Kinshasa, 20 juillet 2026- Le secrétaire général de l’UDPS/Tshisekedi, Augustin Kabuya, a minimisé la portée de la plainte déposée à la Cour pénale internationale (CPI) par les opposants Moïse Katumbi et Joseph Kabila contre le président de la République, Félix-Antoine Tshisekedi Tshilombo.
Réagissant à cette initiative, le président intérimaire du parti présidentiel a affirmé que cette démarche est sans effet et ne produira aucune conséquence politique ou judiciaire à l’encontre du chef de l’État congolais.

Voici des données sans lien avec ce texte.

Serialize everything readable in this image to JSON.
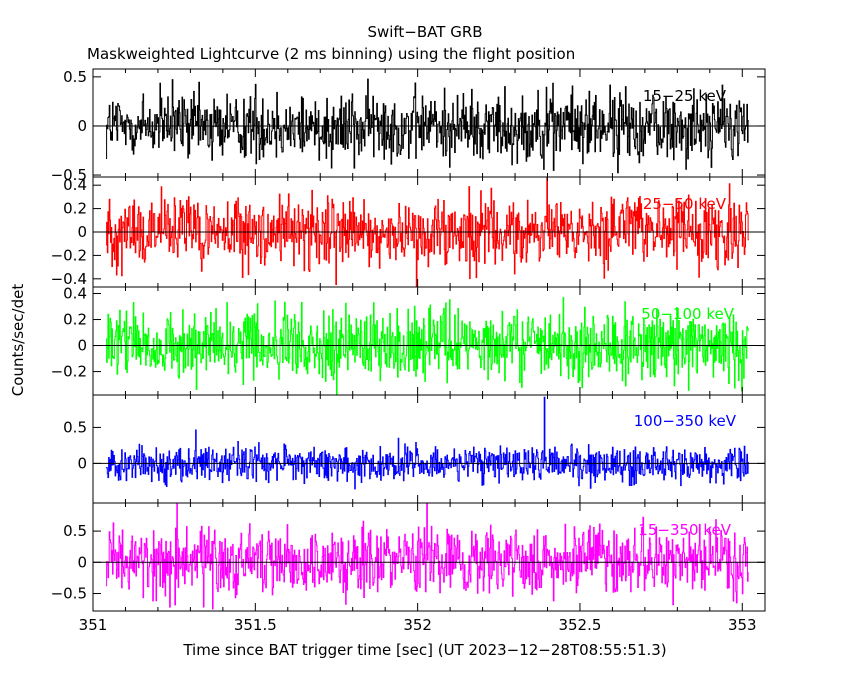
{
  "chart_data": {
    "type": "line",
    "title": "Swift−BAT GRB",
    "subtitle": "Maskweighted Lightcurve (2 ms binning) using the flight position",
    "xlabel": "Time since BAT trigger time [sec] (UT 2023−12−28T08:55:51.3)",
    "ylabel": "Counts/sec/det",
    "xlim": [
      351.0,
      353.07
    ],
    "data_xrange": [
      351.04,
      353.02
    ],
    "bin_width": 0.002,
    "x_ticks": [
      351,
      351.5,
      352,
      352.5,
      353
    ],
    "x_tick_labels": [
      "351",
      "351.5",
      "352",
      "352.5",
      "353"
    ],
    "grid": false,
    "panels": [
      {
        "label": "15−25 keV",
        "color": "#000000",
        "ylim": [
          -0.52,
          0.58
        ],
        "y_ticks": [
          0.5,
          0,
          -0.5
        ],
        "y_tick_labels": [
          "0.5",
          "0",
          "−0.5"
        ],
        "noise_amplitude": 0.2,
        "spikes": []
      },
      {
        "label": "25−50 keV",
        "color": "#ff0000",
        "ylim": [
          -0.47,
          0.47
        ],
        "y_ticks": [
          0.4,
          0.2,
          0,
          -0.2,
          -0.4
        ],
        "y_tick_labels": [
          "0.4",
          "0.2",
          "0",
          "−0.2",
          "−0.4"
        ],
        "noise_amplitude": 0.17,
        "spikes": []
      },
      {
        "label": "50−100 keV",
        "color": "#00ff00",
        "ylim": [
          -0.38,
          0.45
        ],
        "y_ticks": [
          0.4,
          0.2,
          0,
          -0.2
        ],
        "y_tick_labels": [
          "0.4",
          "0.2",
          "0",
          "−0.2"
        ],
        "noise_amplitude": 0.15,
        "spikes": []
      },
      {
        "label": "100−350 keV",
        "color": "#0000ff",
        "ylim": [
          -0.55,
          0.95
        ],
        "y_ticks": [
          0.5,
          0
        ],
        "y_tick_labels": [
          "0.5",
          "0"
        ],
        "noise_amplitude": 0.14,
        "spikes": [
          {
            "x": 352.39,
            "y": 0.92
          }
        ]
      },
      {
        "label": "15−350 keV",
        "color": "#ff00ff",
        "ylim": [
          -0.78,
          0.95
        ],
        "y_ticks": [
          0.5,
          0,
          -0.5
        ],
        "y_tick_labels": [
          "0.5",
          "0",
          "−0.5"
        ],
        "noise_amplitude": 0.3,
        "spikes": []
      }
    ]
  }
}
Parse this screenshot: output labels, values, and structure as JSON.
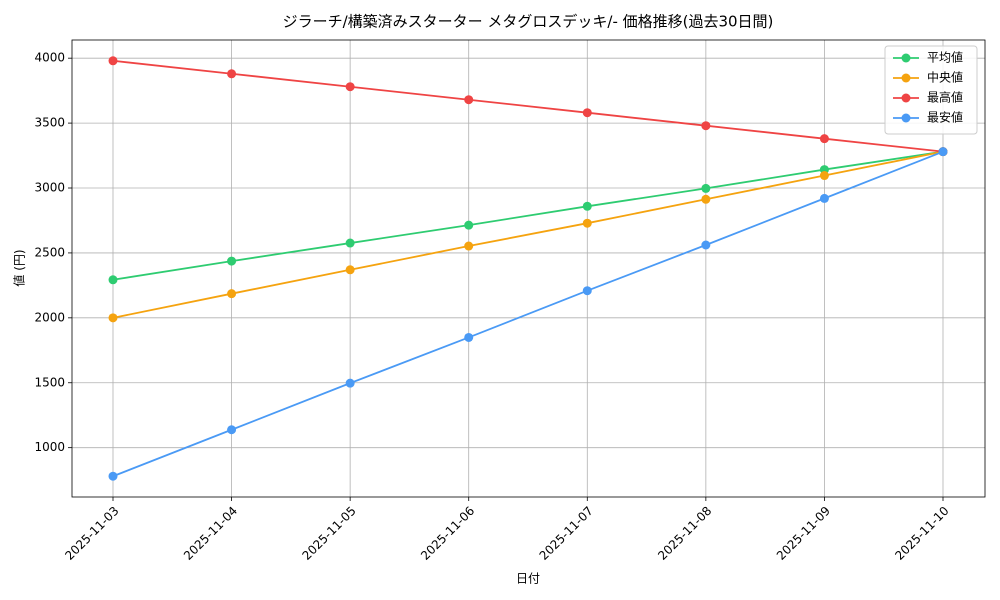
{
  "chart_data": {
    "type": "line",
    "title": "ジラーチ/構築済みスターター メタグロスデッキ/- 価格推移(過去30日間)",
    "x_label": "日付",
    "y_label": "値 (円)",
    "categories": [
      "2025-11-03",
      "2025-11-04",
      "2025-11-05",
      "2025-11-06",
      "2025-11-07",
      "2025-11-08",
      "2025-11-09",
      "2025-11-10"
    ],
    "series": [
      {
        "name": "平均値",
        "color": "#2ecc71",
        "values": [
          2293,
          2437,
          2576,
          2714,
          2859,
          2997,
          3142,
          3280
        ]
      },
      {
        "name": "中央値",
        "color": "#f5a30f",
        "values": [
          2000,
          2186,
          2370,
          2553,
          2729,
          2913,
          3096,
          3280
        ]
      },
      {
        "name": "最高値",
        "color": "#ef4444",
        "values": [
          3980,
          3880,
          3780,
          3680,
          3580,
          3480,
          3380,
          3280
        ]
      },
      {
        "name": "最安値",
        "color": "#4a9af5",
        "values": [
          780,
          1138,
          1497,
          1849,
          2209,
          2561,
          2920,
          3280
        ]
      }
    ],
    "ylim": [
      620,
      4140
    ],
    "yticks": [
      1000,
      1500,
      2000,
      2500,
      3000,
      3500,
      4000
    ],
    "grid": true,
    "legend": "upper right"
  }
}
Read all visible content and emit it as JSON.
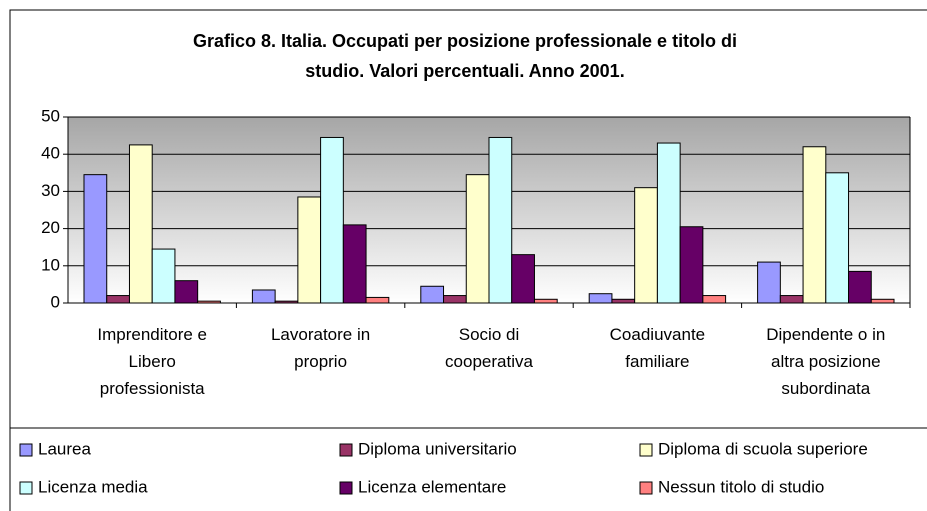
{
  "chart_data": {
    "type": "bar",
    "title": [
      "Grafico 8. Italia. Occupati per posizione professionale e titolo di",
      "studio. Valori percentuali. Anno 2001."
    ],
    "categories": [
      "Imprenditore e Libero professionista",
      "Lavoratore in proprio",
      "Socio di cooperativa",
      "Coadiuvante familiare",
      "Dipendente o in altra posizione subordinata"
    ],
    "series": [
      {
        "name": "Laurea",
        "color": "#9999ff",
        "values": [
          34.5,
          3.5,
          4.5,
          2.5,
          11
        ]
      },
      {
        "name": "Diploma universitario",
        "color": "#993366",
        "values": [
          2,
          0.5,
          2,
          1,
          2
        ]
      },
      {
        "name": "Diploma di scuola superiore",
        "color": "#ffffcc",
        "values": [
          42.5,
          28.5,
          34.5,
          31,
          42
        ]
      },
      {
        "name": "Licenza media",
        "color": "#ccffff",
        "values": [
          14.5,
          44.5,
          44.5,
          43,
          35
        ]
      },
      {
        "name": "Licenza elementare",
        "color": "#660066",
        "values": [
          6,
          21,
          13,
          20.5,
          8.5
        ]
      },
      {
        "name": "Nessun titolo di studio",
        "color": "#ff8080",
        "values": [
          0.5,
          1.5,
          1,
          2,
          1
        ]
      }
    ],
    "ylim": [
      0,
      50
    ],
    "yticks": [
      0,
      10,
      20,
      30,
      40,
      50
    ],
    "grid": true,
    "legend": "bottom"
  }
}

Pour Augustin Kabuya, cette plainte ne constitue qu’une manœuvre de diversion destinée à détourner l’attention de l’opinion publique des enjeux majeurs auxquels le pays est confronté. Il est allé plus loin en affirmant que cette initiative aurait été menée sur instruction de Paul Kagame, le président du Rwanda, accusé à plusieurs reprises par Kinshasa de soutenir les groupes armés actifs dans l’Est de la RDC.
« C’est une distraction », a déclaré le dirigeant de l’UDPS, qui considère cette action comme un « non-événement » sur le plan politique. Selon lui, les auteurs de la plainte cherchent davantage à alimenter la polémique qu’à obtenir une véritable issue judiciaire.
Cette sortie d’Augustin Kabuya intervient dans un contexte de fortes tensions entre le pouvoir et une partie de l’opposition. Ces dernières semaines, les débats se sont intensifiés autour de la gouvernance du pays, de la situation sécuritaire dans l’Est et des réformes institutionnelles envisagées par les autorités.
La plainte déposée devant la CPI par Moïse Katumbi et Joseph Kabila a suscité de nombreuses réactions au sein de la classe politique congolaise. Alors que les opposants présentent leur démarche comme une quête de justice, le camp présidentiel y voit une tentative de déstabilisation politique visant à fragiliser les institutions de la République.
En qualifiant cette procédure de « non-événement », l’UDPS affiche sa confiance quant à l’absence de conséquences pour le président Félix Tshisekedi et réaffirme son soutien à l’action du chef de l’État dans un contexte politique particulièrement tendu.